Transcultural Dialogues
By Hakim Hazik
MM: On the behalf of the Islamic Republic and in the name of the struggle of the oppressed against the Great Satan, are you buying our gas or not?
SM: We are trying to develop our domestic resources. Chuadhry ‘National Asset’ Mukhtar is consuming large amounts of onions and we hope, will turn out to be a great national resource of bio-energy in the fullness of time; according to one calculation, this evening.
Once Chaudhry Sahib is plugged into the national grid, we should be able to make up the deficit in energy supply, caused by the satanic inspired Baluchi militants, who are ruthlessly attacking the gas installations. Our mutual relations are based on the bedrock of Islamic solidarity and historic brotherhood. We are committed, like the Islamic Republic to killing Baluchis and selling gas.
MM: Death unto the Great Satan and death also unto the Little Satan. May the God of the Caspian and Sui Gas fields protect the two Islamic Republics. May the God of Kahuta and Bushehr keep our nations happy, our centrifuges whirring, our uranium enriched and our Baluchis dead. I wonder if you have any spare centrifuges left brother? For the greater glory of the revolution and war against the oppressor, we could sell you your fuel requirements on a deferred payment basis. You could pay back in the greatly cherished currency of brotherly love and uranium hexafluoride. Not a bad deal brother?
SM: I am afraid it is only the Indians who can have their yellow cake and eat it too. With us the Great Satan sups with the long spoon. As far as the centrifuges are concerned, Lord giveth and Lord Baradei takes away. We could give your enriched uranium though, for old times' sake. In fact we could give you a lot of enriched materials. We could give you enriched generals and enriched politicians which could enrich your whole society. We could give you an enormously enriched president. You would not have to hang your heads in shame due to a penniless president living in squalor for the whole world to see and make fun of.

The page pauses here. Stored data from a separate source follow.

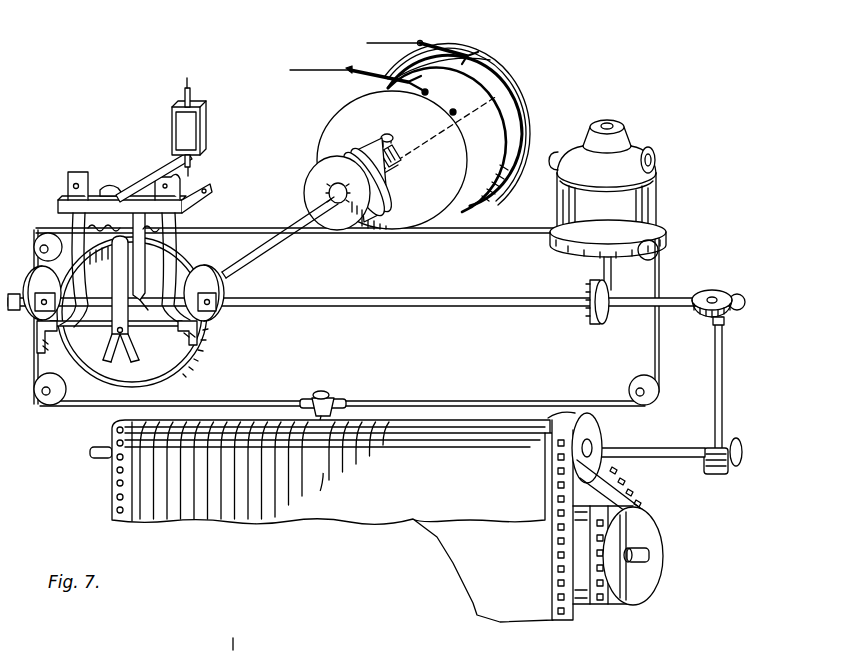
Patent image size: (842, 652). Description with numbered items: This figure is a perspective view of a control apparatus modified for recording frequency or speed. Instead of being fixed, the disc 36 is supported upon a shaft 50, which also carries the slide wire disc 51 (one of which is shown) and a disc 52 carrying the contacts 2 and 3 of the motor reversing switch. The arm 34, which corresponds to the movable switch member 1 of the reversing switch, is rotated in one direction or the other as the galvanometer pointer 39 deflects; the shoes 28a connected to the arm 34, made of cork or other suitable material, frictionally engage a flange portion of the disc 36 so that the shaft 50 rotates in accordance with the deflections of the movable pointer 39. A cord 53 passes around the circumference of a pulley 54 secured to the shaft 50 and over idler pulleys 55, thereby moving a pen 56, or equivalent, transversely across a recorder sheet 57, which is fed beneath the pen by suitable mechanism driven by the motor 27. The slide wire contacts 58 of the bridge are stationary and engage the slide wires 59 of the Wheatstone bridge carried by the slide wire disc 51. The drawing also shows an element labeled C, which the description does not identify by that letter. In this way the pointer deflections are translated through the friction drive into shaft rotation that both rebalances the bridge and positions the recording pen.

The movable switch member 1 is at (443, 46).
The contact 2 is at (487, 68).
The contact 3 is at (416, 64).
The electromagnet C is at (205, 106).
The motor 27 is at (626, 153).
The shoes 28a is at (206, 333).
The arm 34 is at (150, 340).
The disc 36 is at (157, 343).
The galvanometer pointer 39 is at (165, 163).
The shaft 50 is at (296, 210).
The slide wire disc 51 is at (349, 129).
The disc 52 is at (472, 125).
The cord 53 is at (487, 233).
The pulley 54 is at (347, 217).
The idler pulleys 55 is at (50, 240).
The pen 56 is at (332, 396).
The recorder sheet 57 is at (204, 512).
The slide wire contacts 58 is at (366, 72).
The slide wires 59 is at (487, 180).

MM: As I am in town, I wonder if I can visit the father of the nuclear programme of the Islamic Republic?
SM: You mean Dr Khan the father of the Pakistani nuclear programme? I am afraid he had prostate trouble and difficulty passing water; especially heavy water to brotherly Islamic countries.
MM: I mean Dr Khan, the father of the peaceful nuclear programme of the Islamic Republic of Iran, which is meant to advance self reliance in research and is not a danger to anyone in the world, except those who deviate from the path of God.
SM: Dr Khan seems to have fathered a lot of self reliance in research in a lot of places around the world; not all of them Islamic and not all of them republics; but anything for you brother. I and the whole Islamic Republic are at your service. Your word is my command.